Speaker
Description
Generalized Melvin solutions for rank-$3$ Lie algebras $A_3$, $B_3$ and $C_3$
are considered. Any solution contains metric, three Abelian 2-forms and
three scalar fields. It is governed by three moduli functions $H_1(z),H_2(z),H_3(z)$
($z = \rho^2$ and $\rho$ is a radial variable), obeying
three differential equations with certain boundary conditions
imposed. These functions are polynomials with powers $(n_1,n_2, n_3) = (3,4,3), (6,10,6), (5,8,9)$ for
Lie algebras $A_3$, $B_3$, $C_3$, respectively.
The solutions depend upon integration constants $q_1, q_2, q_3 \neq 0$.

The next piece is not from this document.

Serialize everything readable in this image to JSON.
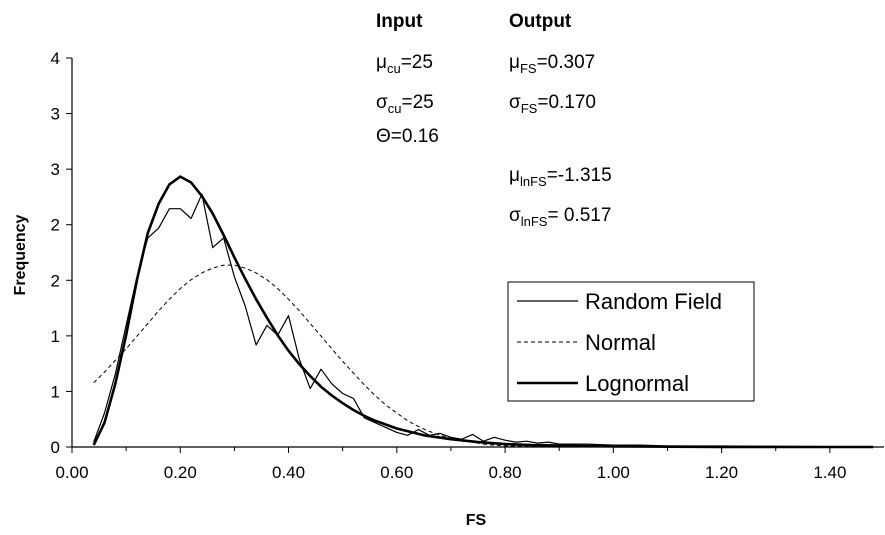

The power-law asymptotic relations for polynomials at large $z$
are governed by integer-valued $3 \times 3$ matrix $\nu$, which coincides
with twice the inverse Cartan matrix $2 A^{-1}$ for Lie algebras $B_3$ and $C_3$, while in the $A_3$ case $\nu = A^{-1} (I + P)$, where $I$ is the identity matrix and $P$ is a permutation matrix, corresponding to a generator of the $\mathbb{Z}_2$-group of symmetry of the Dynkin diagram. The duality identities for polynomials and asymptotic relations for solutions at large distances are obtained. 2-form flux integrals over a $2$-dimensional disc of radius $R$ and corresponding Wilson loop factors over a circle of radius $R$ are presented.